Laporan komite tersebut menguraikan bagaimana perusahaan media sosial dapat mengadopsi “desain yang sesuai dengan usia”, yang mencakup hanya mengumpulkan data yang diperlukan dari pengguna muda. Ini juga melindungi mereka dari fitur “desain persuasif” yang dimaksudkan untuk membuat pengguna tetap online lebih lama atau membujuk mereka untuk membelanjakan uang.

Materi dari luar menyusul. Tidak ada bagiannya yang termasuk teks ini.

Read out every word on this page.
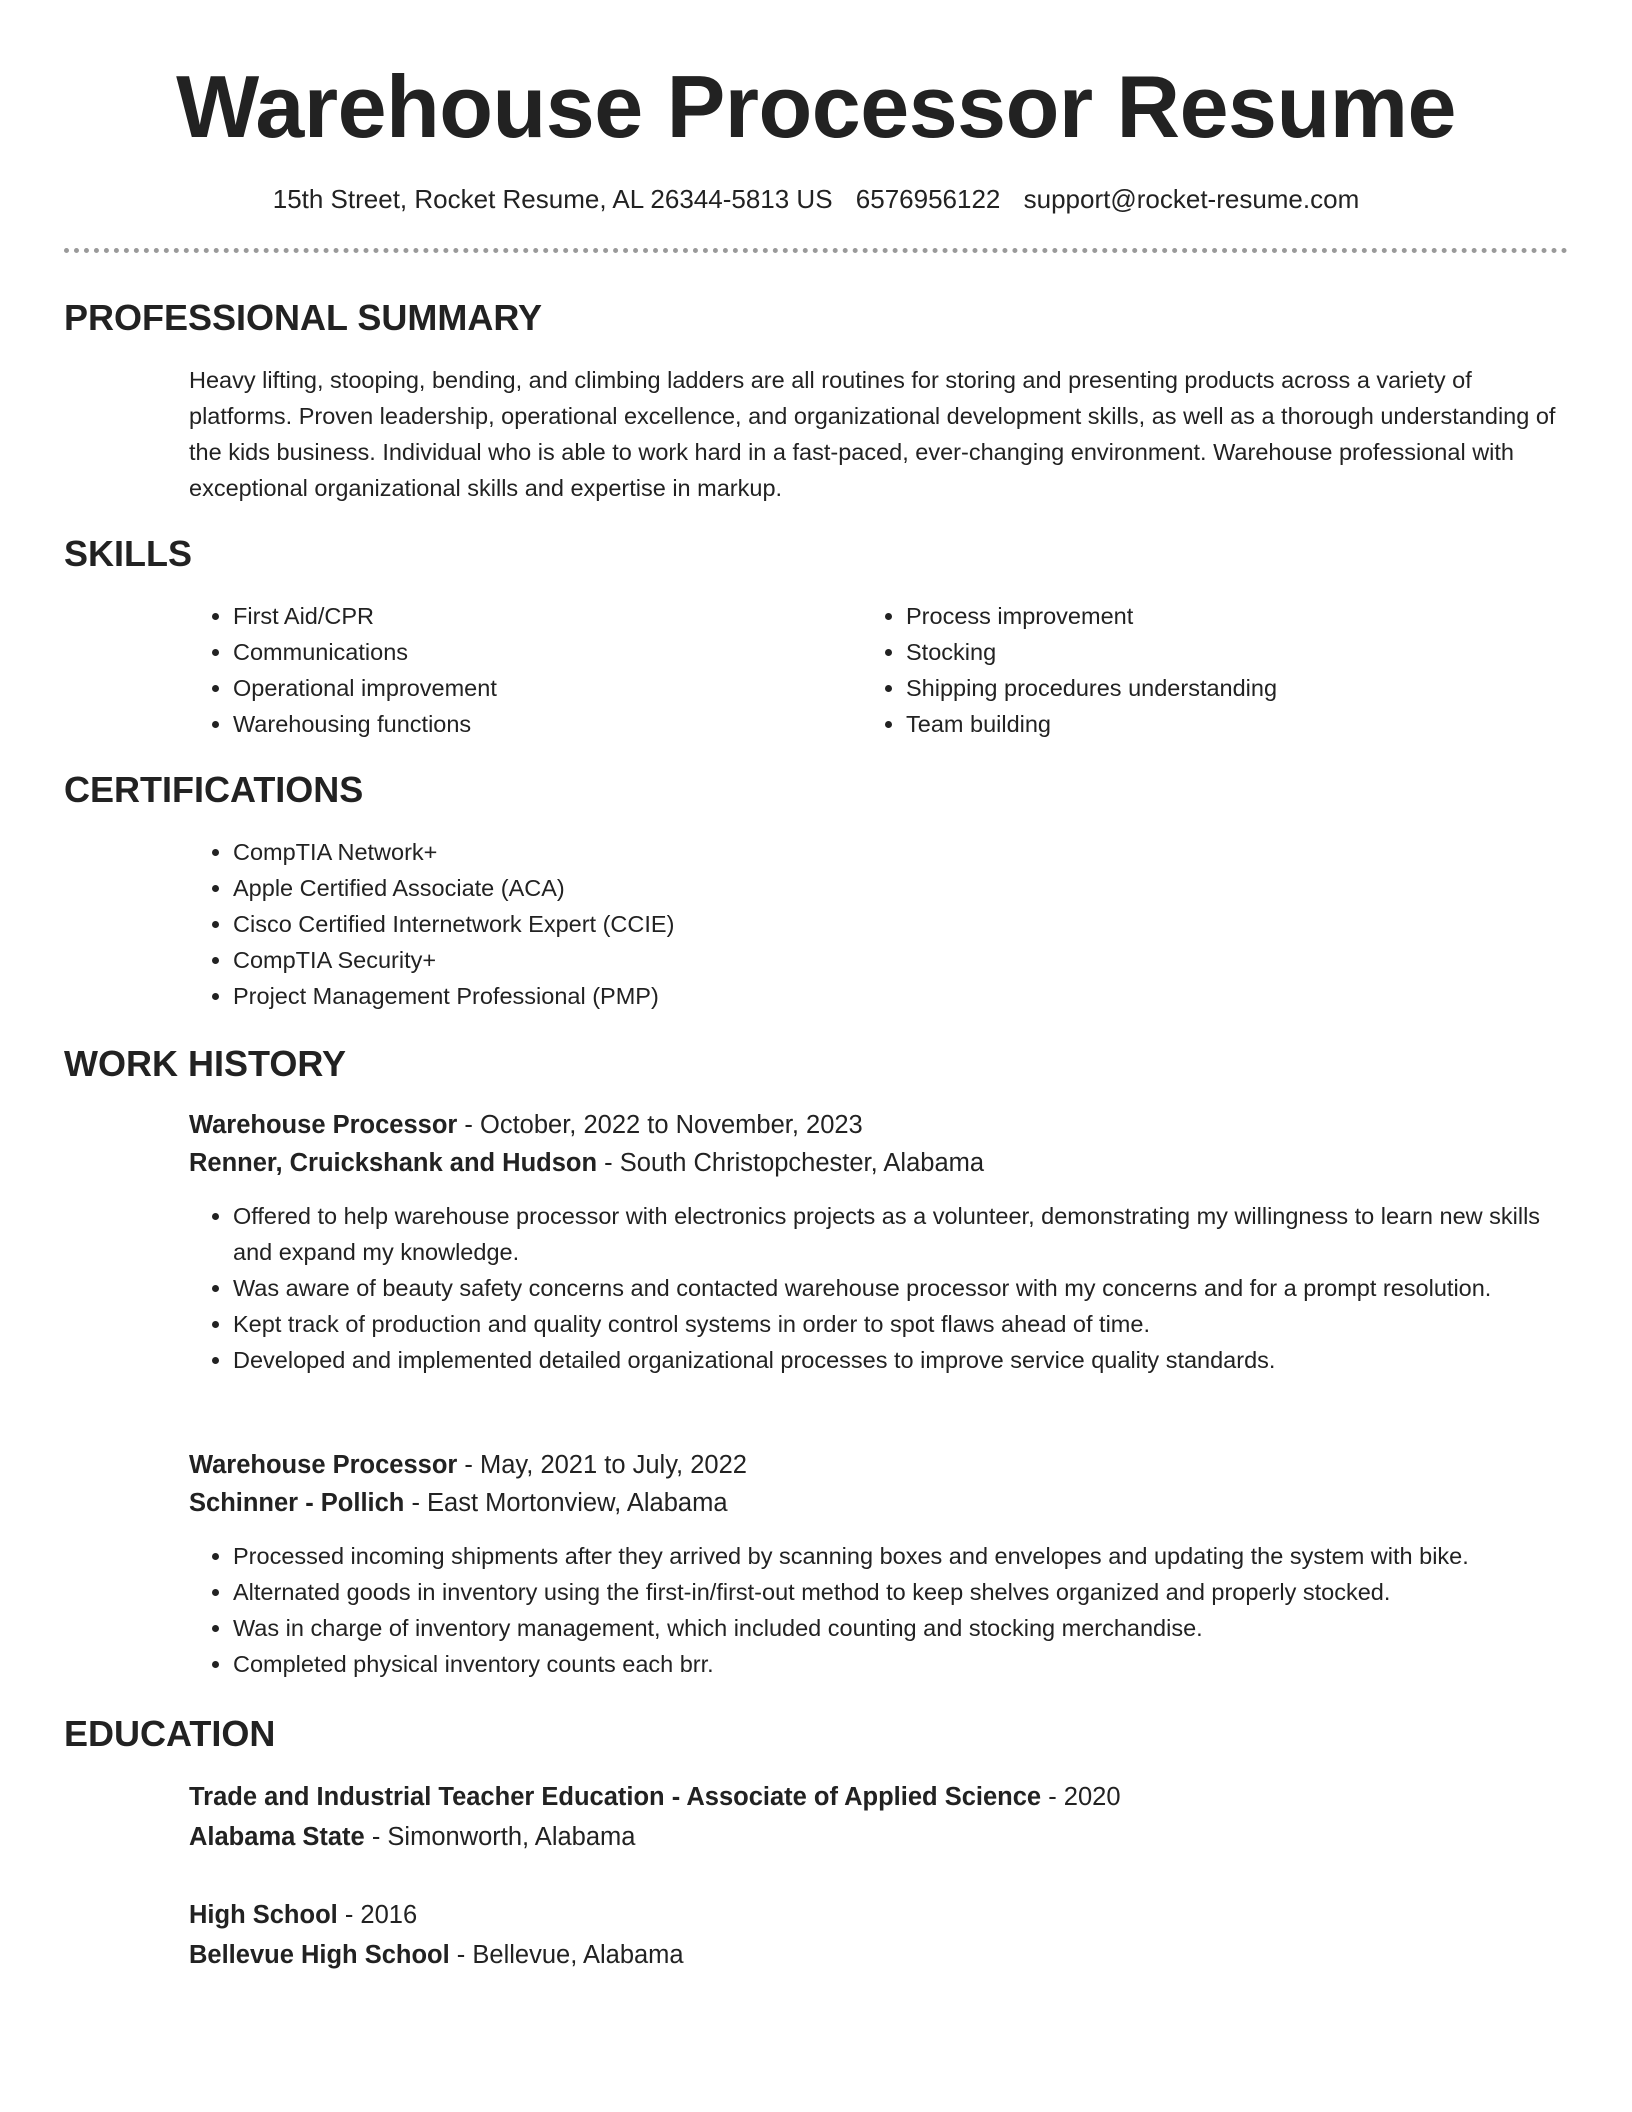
Warehouse Processor Resume
15th Street, Rocket Resume, AL 26344-5813 US 6576956122 support@rocket-resume.com
PROFESSIONAL SUMMARY
Heavy lifting, stooping, bending, and climbing ladders are all routines for storing and presenting products across a variety of platforms. Proven leadership, operational excellence, and organizational development skills, as well as a thorough understanding of the kids business. Individual who is able to work hard in a fast-paced, ever-changing environment. Warehouse professional with exceptional organizational skills and expertise in markup.
SKILLS
• First Aid/CPR
• Communications
• Operational improvement
• Warehousing functions
• Process improvement
• Stocking
• Shipping procedures understanding
• Team building
CERTIFICATIONS
• CompTIA Network+
• Apple Certified Associate (ACA)
• Cisco Certified Internetwork Expert (CCIE)
• CompTIA Security+
• Project Management Professional (PMP)
WORK HISTORY
Warehouse Processor - October, 2022 to November, 2023
Renner, Cruickshank and Hudson - South Christopchester, Alabama
• Offered to help warehouse processor with electronics projects as a volunteer, demonstrating my willingness to learn new skills and expand my knowledge.
• Was aware of beauty safety concerns and contacted warehouse processor with my concerns and for a prompt resolution.
• Kept track of production and quality control systems in order to spot flaws ahead of time.
• Developed and implemented detailed organizational processes to improve service quality standards.
Warehouse Processor - May, 2021 to July, 2022
Schinner - Pollich - East Mortonview, Alabama
• Processed incoming shipments after they arrived by scanning boxes and envelopes and updating the system with bike.
• Alternated goods in inventory using the first-in/first-out method to keep shelves organized and properly stocked.
• Was in charge of inventory management, which included counting and stocking merchandise.
• Completed physical inventory counts each brr.
EDUCATION
Trade and Industrial Teacher Education - Associate of Applied Science - 2020
Alabama State - Simonworth, Alabama
High School - 2016
Bellevue High School - Bellevue, Alabama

Meskipun pengalaman menggunakan media sosial berbeda-beda tergantung pada masing-masing anak – remaja yang mengalami euforia mungkin berinteraksi dengan dunia online secara berbeda dibandingkan remaja yang mengalami depresi, kata Reich – para peneliti tidak memiliki akses ke data dari platform yang memungkinkan mereka menggali lebih dalam mengenai dampaknya terhadap generasi muda.

Namun perusahaan tetap membatasi data mereka, sehingga sulit bagi pihak luar untuk menilai apakah mereka melakukan upaya yang berarti untuk melindungi anak-anak dan remaja dari apa yang disebut dalam laporan sebagai fitur “pembentuk kebiasaan” di sebuah platform.

“Mengizinkan peneliti dan pengawas masyarakat sipil mengakses data media sosial dan meninjau algoritme mereka akan memungkinkan pemahaman yang lebih baik tentang bagaimana platform media sosial memengaruhi generasi muda, baik atau buruk,” menurut laporan tersebut.

Laporan tersebut merekomendasikan agar Organisasi Internasional untuk Standardisasi menjadi tuan rumah bagi kelompok kerja para ahli untuk menstandarkan bagaimana aplikasi dikembangkan berdasarkan usia pengguna, “dengan penekanan pada perlindungan privasi mereka.” Kelompok yang sama juga dapat menemukan cara bagi perusahaan media sosial untuk membagikan data dengan aman sehingga para peneliti dapat menggunakannya untuk menemukan hubungan yang lebih nyata antara penggunaan media sosial dan kesehatan.

“Ada kalanya individu mencoba memberikan data mereka kepada peneliti, dan perusahaan menggugat dengan mengatakan bahwa hal tersebut melanggar ketentuan penggunaan,” kata Reich. “Tetapi para peneliti harus melihat lebih jauh jika kita benar-benar ingin memahami apa yang sedang terjadi. Ini adalah ruang yang menarik karena Anda memiliki produk [tersedia] untuk masyarakat, dan terutama untuk anak di bawah umur, yang tidak memiliki banyak pengawasan dan pemantauan atau pemahaman.”